Kuwaiti crude exports to US at record low

While Kuwait’s crude exports to the United States, which never were substantial, have significantly declined, they are unlikely to end completely.
Sunday 04/11/2018
Dedicated supplier. A general view of the Shuaiba oil refinery in Kuwait. (AFP)
Dedicated supplier. A general view of the Shuaiba oil refinery in Kuwait. (AFP)

For the first time in 25 years, Kuwait did not export any crude oil to the United States over a 4-week period. The development should not be perceived as a political slight by the Gulf producer. Rather, economic considerations by Kuwait, booming US domestic oil production and US sanctions against Iranian oil contributed to the absence of Kuwaiti crude exports to America.

Kuwaiti oil is not totally disappearing from the United States but the volumes will probably be marginal because the Gulf producer finds it financially advantageous to place extra barrels eastward.

Since the first Gulf War, Kuwait has been a dedicated crude supplier to the United States, consistently among the top ten exporting countries to which it has turned to help meet domestic consumption needs.

As Kuwait struggled to recover oil production and exports after its fields and facilities were damaged by the Iraqi military, the United States was an early beneficiary of Kuwait’s resumed crude operations.

Data collected by the US Department of Energy’s Energy Information Administration (EIA) indicate that Kuwait’s crude deliveries to the United States exceeded 450,000 barrels per day (bpd) in the latter half of 1993. In October 1993, US imports of Kuwaiti crude hit a peak of 526,000 bpd.

Kuwait gradually slipped to tenth on the US list of top crude suppliers. US imports of Kuwaiti crude dropped more than 50% over five years from 303,000 bpd in 2012 to 144,000 bpd last year.

EIA tracking showed that US imports of Kuwaiti crude averaged approximately 102,000 bpd in the first seven months of 2018. However, it was the 4-week period that ended September 28 that showed zero imports of Kuwaiti crude and caught people’s attention.

Subsequent EIA tabulations covering 4-week periods for October 5, October 12 and October 19 indicate a modest return of Kuwaiti oil, with an average of 35,000 bpd.

State oil firm Kuwait Petroleum Corporation called reports of zero exports to the United States “inaccurate and [they] do not explain the implications of a reduction in the rate of exports between the two countries.”

The Kuwaitis understandably may not have wanted public attention being paid to the loss of Kuwaiti crude in the United States, temporary as it may have been.
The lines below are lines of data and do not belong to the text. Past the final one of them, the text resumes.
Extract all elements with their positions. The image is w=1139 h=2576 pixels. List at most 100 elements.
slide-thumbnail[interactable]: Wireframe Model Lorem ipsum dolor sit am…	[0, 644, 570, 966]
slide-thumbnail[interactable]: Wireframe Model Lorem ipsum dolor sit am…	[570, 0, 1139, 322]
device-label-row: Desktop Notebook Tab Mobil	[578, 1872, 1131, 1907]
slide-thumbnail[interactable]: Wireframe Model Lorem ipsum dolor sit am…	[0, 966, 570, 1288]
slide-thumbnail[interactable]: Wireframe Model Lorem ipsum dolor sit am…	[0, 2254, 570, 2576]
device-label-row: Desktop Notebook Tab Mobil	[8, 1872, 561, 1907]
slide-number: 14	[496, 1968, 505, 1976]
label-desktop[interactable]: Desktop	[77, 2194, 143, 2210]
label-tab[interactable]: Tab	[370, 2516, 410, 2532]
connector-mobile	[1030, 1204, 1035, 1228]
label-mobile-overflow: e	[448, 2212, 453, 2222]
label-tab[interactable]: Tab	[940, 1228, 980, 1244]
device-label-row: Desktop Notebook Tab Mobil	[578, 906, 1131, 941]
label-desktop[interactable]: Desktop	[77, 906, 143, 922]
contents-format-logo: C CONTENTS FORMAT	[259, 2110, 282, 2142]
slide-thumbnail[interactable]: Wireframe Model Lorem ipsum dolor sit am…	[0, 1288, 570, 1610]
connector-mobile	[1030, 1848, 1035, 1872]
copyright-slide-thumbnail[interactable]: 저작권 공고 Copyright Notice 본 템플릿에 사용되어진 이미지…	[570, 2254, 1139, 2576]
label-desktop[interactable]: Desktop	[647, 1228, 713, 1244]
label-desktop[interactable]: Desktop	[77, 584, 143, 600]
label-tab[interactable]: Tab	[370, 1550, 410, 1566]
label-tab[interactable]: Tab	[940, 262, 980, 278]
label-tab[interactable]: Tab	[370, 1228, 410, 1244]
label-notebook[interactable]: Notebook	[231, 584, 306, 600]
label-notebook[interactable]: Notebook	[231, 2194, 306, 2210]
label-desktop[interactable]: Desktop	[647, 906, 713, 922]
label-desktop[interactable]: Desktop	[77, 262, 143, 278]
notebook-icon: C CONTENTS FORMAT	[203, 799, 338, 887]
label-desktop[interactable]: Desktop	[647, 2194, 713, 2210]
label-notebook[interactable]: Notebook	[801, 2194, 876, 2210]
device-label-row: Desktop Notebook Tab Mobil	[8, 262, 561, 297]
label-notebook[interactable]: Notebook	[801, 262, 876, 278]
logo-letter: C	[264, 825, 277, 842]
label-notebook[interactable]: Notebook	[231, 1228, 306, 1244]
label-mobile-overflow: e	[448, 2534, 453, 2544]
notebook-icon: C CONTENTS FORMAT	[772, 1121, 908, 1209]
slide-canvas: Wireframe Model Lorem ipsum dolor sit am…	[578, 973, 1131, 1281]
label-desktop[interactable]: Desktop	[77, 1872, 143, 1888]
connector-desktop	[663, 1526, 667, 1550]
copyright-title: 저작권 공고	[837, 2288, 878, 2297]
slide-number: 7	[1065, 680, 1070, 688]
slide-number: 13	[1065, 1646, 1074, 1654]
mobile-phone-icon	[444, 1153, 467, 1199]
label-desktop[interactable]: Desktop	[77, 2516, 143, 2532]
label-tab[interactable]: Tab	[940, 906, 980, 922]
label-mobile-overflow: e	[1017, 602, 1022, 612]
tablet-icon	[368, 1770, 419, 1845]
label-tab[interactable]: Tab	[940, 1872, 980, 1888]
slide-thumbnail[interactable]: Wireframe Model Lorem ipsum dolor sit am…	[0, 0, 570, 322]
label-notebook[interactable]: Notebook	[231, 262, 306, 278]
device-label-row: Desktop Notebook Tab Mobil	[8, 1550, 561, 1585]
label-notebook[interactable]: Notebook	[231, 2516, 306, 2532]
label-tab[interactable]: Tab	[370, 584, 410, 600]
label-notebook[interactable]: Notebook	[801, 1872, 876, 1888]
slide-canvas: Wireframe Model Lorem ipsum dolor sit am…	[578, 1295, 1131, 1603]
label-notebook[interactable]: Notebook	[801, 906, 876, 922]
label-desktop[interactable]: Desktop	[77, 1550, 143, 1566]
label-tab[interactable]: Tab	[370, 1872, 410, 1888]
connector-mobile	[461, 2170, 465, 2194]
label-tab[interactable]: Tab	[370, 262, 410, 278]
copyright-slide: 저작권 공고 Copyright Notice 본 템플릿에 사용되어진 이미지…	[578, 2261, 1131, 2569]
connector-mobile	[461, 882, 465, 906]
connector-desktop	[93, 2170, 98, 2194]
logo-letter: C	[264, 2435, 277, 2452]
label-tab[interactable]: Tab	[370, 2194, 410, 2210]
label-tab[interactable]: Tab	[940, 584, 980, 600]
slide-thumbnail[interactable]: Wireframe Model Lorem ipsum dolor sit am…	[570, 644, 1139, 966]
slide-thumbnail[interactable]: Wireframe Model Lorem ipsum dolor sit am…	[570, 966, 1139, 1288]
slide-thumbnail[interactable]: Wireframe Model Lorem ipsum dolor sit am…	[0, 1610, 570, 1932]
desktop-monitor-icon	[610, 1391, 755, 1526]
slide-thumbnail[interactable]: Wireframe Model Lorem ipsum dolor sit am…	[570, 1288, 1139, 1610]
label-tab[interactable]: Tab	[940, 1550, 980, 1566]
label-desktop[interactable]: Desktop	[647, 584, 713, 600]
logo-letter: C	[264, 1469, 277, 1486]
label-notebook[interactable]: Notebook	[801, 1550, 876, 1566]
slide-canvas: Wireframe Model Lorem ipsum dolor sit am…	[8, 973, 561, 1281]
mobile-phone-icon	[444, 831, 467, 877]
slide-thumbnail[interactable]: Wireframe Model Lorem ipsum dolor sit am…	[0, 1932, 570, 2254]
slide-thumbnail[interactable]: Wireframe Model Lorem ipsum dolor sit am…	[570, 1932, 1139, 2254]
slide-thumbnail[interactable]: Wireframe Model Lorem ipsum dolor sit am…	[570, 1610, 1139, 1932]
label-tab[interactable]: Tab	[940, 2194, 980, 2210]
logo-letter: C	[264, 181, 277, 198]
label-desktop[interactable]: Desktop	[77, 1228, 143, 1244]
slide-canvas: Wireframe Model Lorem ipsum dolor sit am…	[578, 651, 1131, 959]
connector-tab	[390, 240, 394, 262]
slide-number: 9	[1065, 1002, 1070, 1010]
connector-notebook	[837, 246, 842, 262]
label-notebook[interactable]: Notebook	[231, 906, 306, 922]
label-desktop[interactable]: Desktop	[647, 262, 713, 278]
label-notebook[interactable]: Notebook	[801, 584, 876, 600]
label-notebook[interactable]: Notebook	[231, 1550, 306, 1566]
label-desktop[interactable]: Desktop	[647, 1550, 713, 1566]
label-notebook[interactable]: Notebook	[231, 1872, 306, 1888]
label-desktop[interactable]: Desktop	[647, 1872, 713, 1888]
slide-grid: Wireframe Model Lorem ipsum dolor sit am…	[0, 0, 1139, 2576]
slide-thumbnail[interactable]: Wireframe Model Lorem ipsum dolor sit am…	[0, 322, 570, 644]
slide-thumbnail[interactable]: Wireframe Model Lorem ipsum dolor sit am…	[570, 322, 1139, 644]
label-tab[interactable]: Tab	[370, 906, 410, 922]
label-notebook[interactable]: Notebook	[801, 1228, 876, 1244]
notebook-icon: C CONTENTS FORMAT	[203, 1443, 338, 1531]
For decades, the reasoning for dedicated oil sales to the United States for Gulf producers such as Kuwait and Saudi Arabia has been politically motivated as much as economically driven. By keeping the oil flowing consistently to the US market, Gulf states felt a measure of security that Washington would be quick to militarily intervene should a crisis arise.

Saudi Arabia diligently worked for decades to maintain its position as the top crude supplier to the United States. Riyadh regularly sent more than 1.5 million bpd to the US market before deciding in the mid-2000s to focus on the more lucrative Asian market and opt for being merely one of the top crude sellers to the United States.

Kuwait, which has a crude production capacity of around 3.15 million bpd, also shifted its export strategy to favour the oil-hungry Asian markets as its capacity grew in recent years. Last year, approximately 80% of Kuwait’s crude exports were shipped to Asian customers, with the remaining 20% split between Europe and the United States.

Several factors likely influenced the slide in US imports of Kuwaiti crude. Thanks to the sustained boom in domestic output, US net oil imports have been falling. The EIA predicted that the country’s net imports will fall a further 60% this year compared to 2017 to the lowest levels since 1958.

US refineries still require imports of heavy crude but a supplier such as Kuwait is facing stiffer competition from exporters closer to the US market.

Though the United States has been exporting crude to Asia, market economics provide more incentive for Asian buyers to look for less costly alternatives from Kuwait and other suppliers. Several of Iran’s Asian customers reduced or stopped purchases of Iranian crude prior to the November 4 imposition of US sanctions targeting Tehran’s oil, opening supply gaps that Kuwait has helped plug.

While Kuwait’s crude exports to the United States, which never were substantial, have significantly declined, they are unlikely to end completely. If nothing else, the Kuwaitis wish to ensure that this important economic connection to Washington remains. However, the diminished role of US imports of Kuwaiti oil suggests that the Gulf producer is more focused on the bottom line than about a theoretical guarantee of US security.